Some Democrats and Latino and immigrant-rights leaders — who had hoped Mr. Biden would deliver a message rooted in toughness and compassion, in line with his most recent executive actions — saw the performance as a missed opportunity.

They believed the candidates would articulate two starkly different visions on the issue, but found it to be more of the same. Democrats have grappled with how to talk about the thorny subject, when they talk about it all, while Republicans have often filled that vacuum with fear, anger, resentment and prejudice, they said.

Pablo Alvarado, who fled war-torn El Salvador and became a U.S. citizen and activist, said he felt that both candidates were weak. Mr. Trump was scapegoating people with the least power in American society, he said, and Mr. Biden had failed to defend them.

“As an immigrant, the feeling that I get is that we are on our own,” said Mr. Alvarado, co-executive director of the National Day Laborer Organizing Network, a labor organization based in Los Angeles. “We are going to have to organize.
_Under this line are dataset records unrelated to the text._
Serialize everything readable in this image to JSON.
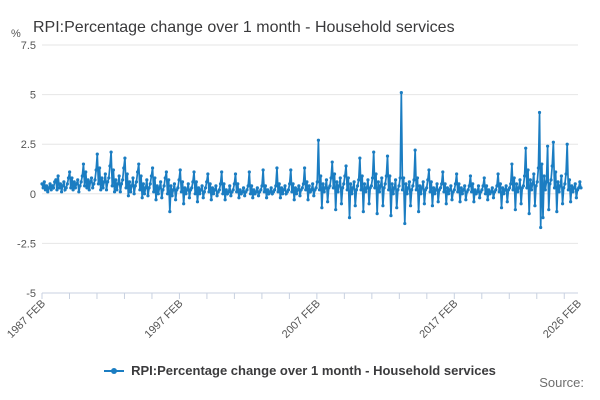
{
  "title": "RPI:Percentage change over 1 month - Household services",
  "source_label": "Source:",
  "legend": {
    "label": "RPI:Percentage change over 1 month - Household services"
  },
  "colors": {
    "line": "#1b7dc2",
    "grid": "#e6e6e6",
    "axis": "#c8d1e0",
    "tick_text": "#555555",
    "title_text": "#39393b"
  },
  "chart_data": {
    "type": "line",
    "title": "RPI:Percentage change over 1 month - Household services",
    "unit": "%",
    "frequency": "monthly",
    "xlabel": "",
    "ylabel": "%",
    "ylim": [
      -5,
      7.5
    ],
    "grid": true,
    "legend_position": "bottom",
    "y_ticks": [
      {
        "label": "7.5",
        "value": 7.5
      },
      {
        "label": "5",
        "value": 5
      },
      {
        "label": "2.5",
        "value": 2.5
      },
      {
        "label": "0",
        "value": 0
      },
      {
        "label": "-2.5",
        "value": -2.5
      },
      {
        "label": "-5",
        "value": -5
      }
    ],
    "x_ticks": [
      {
        "label": "1987 FEB",
        "year": 1987.083
      },
      {
        "label": "1997 FEB",
        "year": 1997.083
      },
      {
        "label": "2007 FEB",
        "year": 2007.083
      },
      {
        "label": "2017 FEB",
        "year": 2017.083
      },
      {
        "label": "2026 FEB",
        "year": 2026.083
      }
    ],
    "x_range_years": [
      1987.083,
      2026.083
    ],
    "minor_tick_step_years": 2,
    "series": [
      {
        "name": "RPI:Percentage change over 1 month - Household services",
        "start": "1987 FEB",
        "end": "2026 FEB",
        "values": [
          0.5,
          0.3,
          0.6,
          0.2,
          0.4,
          0.1,
          0.3,
          0.5,
          0.2,
          0.4,
          0.3,
          0.6,
          0.7,
          0.2,
          0.9,
          0.3,
          0.5,
          0.1,
          0.4,
          0.6,
          0.2,
          0.3,
          0.5,
          0.8,
          1.1,
          0.3,
          0.8,
          0.2,
          0.6,
          0.3,
          0.5,
          0.7,
          0.1,
          0.4,
          0.6,
          0.9,
          1.5,
          0.4,
          1.1,
          0.3,
          0.7,
          0.2,
          0.6,
          0.8,
          0.3,
          0.5,
          0.7,
          1.2,
          2.0,
          0.5,
          1.3,
          0.2,
          0.8,
          0.3,
          0.6,
          1.0,
          0.2,
          0.6,
          0.8,
          1.4,
          2.1,
          0.4,
          1.2,
          0.1,
          0.7,
          0.2,
          0.5,
          0.9,
          0.1,
          0.5,
          0.7,
          1.3,
          1.8,
          0.3,
          1.0,
          -0.1,
          0.6,
          0.1,
          0.4,
          0.8,
          0.0,
          0.4,
          0.6,
          1.1,
          1.5,
          0.2,
          0.9,
          -0.2,
          0.5,
          0.0,
          0.3,
          0.7,
          -0.1,
          0.3,
          0.5,
          0.9,
          1.3,
          0.1,
          0.8,
          -0.3,
          0.4,
          0.0,
          0.3,
          0.6,
          -0.2,
          0.2,
          0.4,
          0.8,
          1.1,
          0.0,
          0.7,
          -0.9,
          0.4,
          -0.1,
          0.2,
          0.5,
          -0.3,
          0.2,
          0.3,
          0.7,
          1.2,
          0.1,
          0.6,
          -0.5,
          0.3,
          0.0,
          0.2,
          0.5,
          -0.2,
          0.2,
          0.3,
          0.6,
          1.1,
          0.0,
          0.6,
          -0.4,
          0.3,
          0.0,
          0.2,
          0.4,
          -0.2,
          0.1,
          0.3,
          0.6,
          1.0,
          0.1,
          0.5,
          -0.3,
          0.3,
          0.0,
          0.2,
          0.4,
          -0.1,
          0.1,
          0.2,
          0.5,
          1.1,
          0.0,
          0.5,
          -0.3,
          0.2,
          0.0,
          0.1,
          0.4,
          -0.1,
          0.1,
          0.2,
          0.5,
          1.0,
          0.1,
          0.5,
          -0.2,
          0.2,
          0.0,
          0.1,
          0.3,
          -0.1,
          0.1,
          0.2,
          0.4,
          1.1,
          0.0,
          0.4,
          -0.2,
          0.2,
          0.0,
          0.1,
          0.3,
          -0.1,
          0.1,
          0.2,
          0.4,
          1.2,
          0.1,
          0.4,
          -0.2,
          0.2,
          0.0,
          0.1,
          0.3,
          0.0,
          0.1,
          0.2,
          0.4,
          1.3,
          0.1,
          0.5,
          -0.2,
          0.3,
          0.0,
          0.2,
          0.4,
          0.0,
          0.1,
          0.2,
          0.5,
          1.2,
          0.1,
          0.5,
          -0.3,
          0.3,
          0.0,
          0.2,
          0.4,
          -0.1,
          0.2,
          0.3,
          0.5,
          1.3,
          0.2,
          0.6,
          -0.3,
          0.4,
          0.1,
          0.2,
          0.5,
          -0.1,
          0.2,
          0.3,
          0.6,
          2.7,
          0.2,
          0.9,
          -0.7,
          0.5,
          0.1,
          0.3,
          0.7,
          -0.4,
          0.3,
          0.4,
          0.8,
          1.6,
          0.3,
          1.0,
          -0.8,
          0.6,
          0.1,
          0.4,
          0.8,
          -0.5,
          0.3,
          0.5,
          0.9,
          1.4,
          0.2,
          0.8,
          -1.2,
          0.5,
          0.0,
          0.3,
          0.6,
          -0.6,
          0.2,
          0.4,
          0.7,
          1.8,
          0.2,
          0.9,
          -0.9,
          0.5,
          0.1,
          0.3,
          0.7,
          -0.5,
          0.3,
          0.4,
          0.8,
          2.1,
          0.3,
          1.0,
          -1.0,
          0.6,
          0.1,
          0.4,
          0.8,
          -0.6,
          0.3,
          0.5,
          0.9,
          1.9,
          0.2,
          0.9,
          -1.1,
          0.5,
          0.0,
          0.3,
          0.7,
          -0.7,
          0.2,
          0.4,
          0.8,
          5.1,
          0.2,
          0.8,
          -1.5,
          0.5,
          0.0,
          0.3,
          0.6,
          -0.6,
          0.2,
          0.4,
          0.7,
          2.2,
          0.2,
          0.8,
          -0.9,
          0.4,
          0.0,
          0.3,
          0.6,
          -0.5,
          0.2,
          0.3,
          0.7,
          1.2,
          0.1,
          0.6,
          -0.6,
          0.3,
          0.0,
          0.2,
          0.5,
          -0.4,
          0.2,
          0.3,
          0.5,
          1.1,
          0.1,
          0.5,
          -0.5,
          0.3,
          0.0,
          0.2,
          0.4,
          -0.3,
          0.1,
          0.2,
          0.5,
          1.0,
          0.1,
          0.5,
          -0.4,
          0.3,
          0.0,
          0.2,
          0.4,
          -0.3,
          0.1,
          0.2,
          0.4,
          0.9,
          0.1,
          0.5,
          -0.4,
          0.2,
          0.0,
          0.1,
          0.4,
          -0.2,
          0.1,
          0.2,
          0.4,
          0.8,
          0.0,
          0.4,
          -0.3,
          0.2,
          0.0,
          0.1,
          0.3,
          -0.2,
          0.1,
          0.2,
          0.4,
          1.0,
          0.1,
          0.5,
          -0.7,
          0.3,
          0.0,
          0.2,
          0.4,
          -0.4,
          0.2,
          0.3,
          0.5,
          1.5,
          0.2,
          0.8,
          -0.8,
          0.5,
          0.1,
          0.3,
          0.7,
          -0.5,
          0.3,
          0.4,
          0.9,
          2.3,
          0.3,
          1.2,
          -1.0,
          0.7,
          0.2,
          0.5,
          1.0,
          -0.6,
          0.4,
          0.6,
          1.3,
          4.1,
          -1.7,
          1.5,
          -1.2,
          0.9,
          0.2,
          0.6,
          2.4,
          -0.8,
          0.5,
          0.7,
          1.4,
          2.6,
          0.3,
          1.1,
          -0.9,
          0.6,
          0.1,
          0.4,
          0.9,
          -0.5,
          0.3,
          0.5,
          1.0,
          2.5,
          0.2,
          0.7,
          -0.4,
          0.4,
          0.1,
          0.3,
          0.5,
          -0.2,
          0.2,
          0.3,
          0.6,
          0.3
        ]
      }
    ]
  }
}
We are going to have to protect ourselves.”

Simon​​​​ Hankinson, a senior research fellow at The Heritage Foundation, a conservative think tank, rejected characterizations that Mr. Trump’s rhetoric was dangerous, saying Mr. Trump had only been referring to a subset of the immigrant population who had entered the country illegally.

“It is a pretty difficult ask of Biden to push back on negative characterizations of illegal immigrants when we have a laundry list of cases of young girls who have been killed by men who were deliberately released or paroled by the Biden administration,” he said.